= Jessica Rivera =

American singer

Jessica Rivera (born 1974) is an American soprano of Peruvian-American ancestry.

==Life and career==
Rivera is a 1996 graduate of Pepperdine University, and earned her Master of Music degree in 1998 from the University of Southern California's Flora L. Thornton School of Music. In the summer of 2001 she attended the Music Academy of the West summer conservatory program. Rivera's early work included singing in the chorus of Los Angeles Opera (LA Opera).

Rivera has become particularly known for her performances of the music of contemporary composers, such as John Adams and Osvaldo Golijov. At LA Opera, she sang the role of Anastasia in the 2003 world premiere of Deborah Drattell's opera Nicholas and Alexandra. Her Santa Fe Opera debut in 2005 was as Nuria in the revised edition of Golijov's Ainadamar. She sang on the subsequent Deutsche Grammophon recording of the opera.
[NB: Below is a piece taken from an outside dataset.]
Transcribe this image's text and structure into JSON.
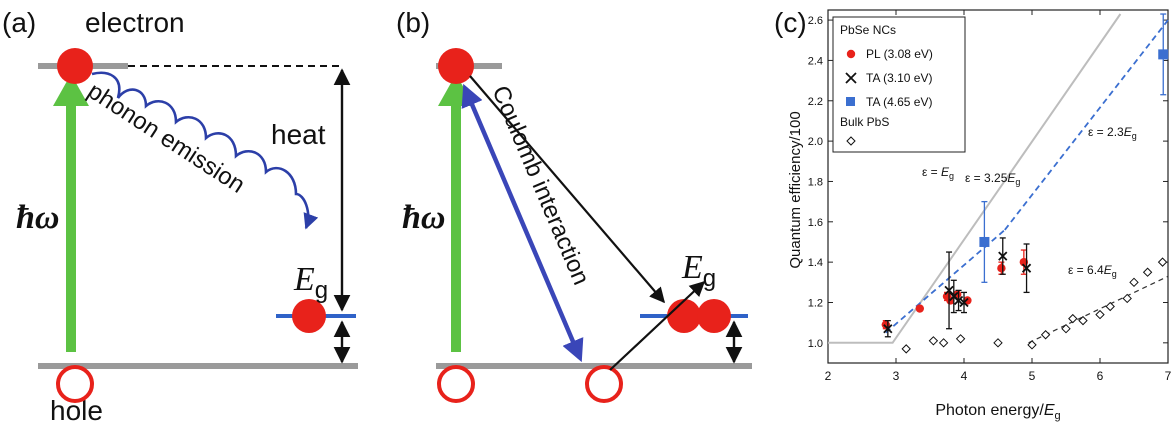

Rivera has sung the European premiere of Kitty Oppenheimer in Doctor Atomic after Adams had rewritten and expanded the role from mezzo-soprano to soprano voice. She continued the role at Lyric Opera of Chicago, in 2007 and was the understudy for the 2008 production at the Metropolitan Opera. She has sung several parts and roles in John Adams' works, including the soprano part in El Niño, and the role of Kumudha in A Flowering Tree in the Peter Sellars production at the New Crowned Hope Festival in Vienna. In 2012 Rivera has sung the solo role in the world premiere of Gabriela Lena Frank's Holy Sisters with the San Francisco Girls Chorus and the Berkeley Symphony under the baton of Edwin Outwater.
She is currently a professor of Voice at Miami University.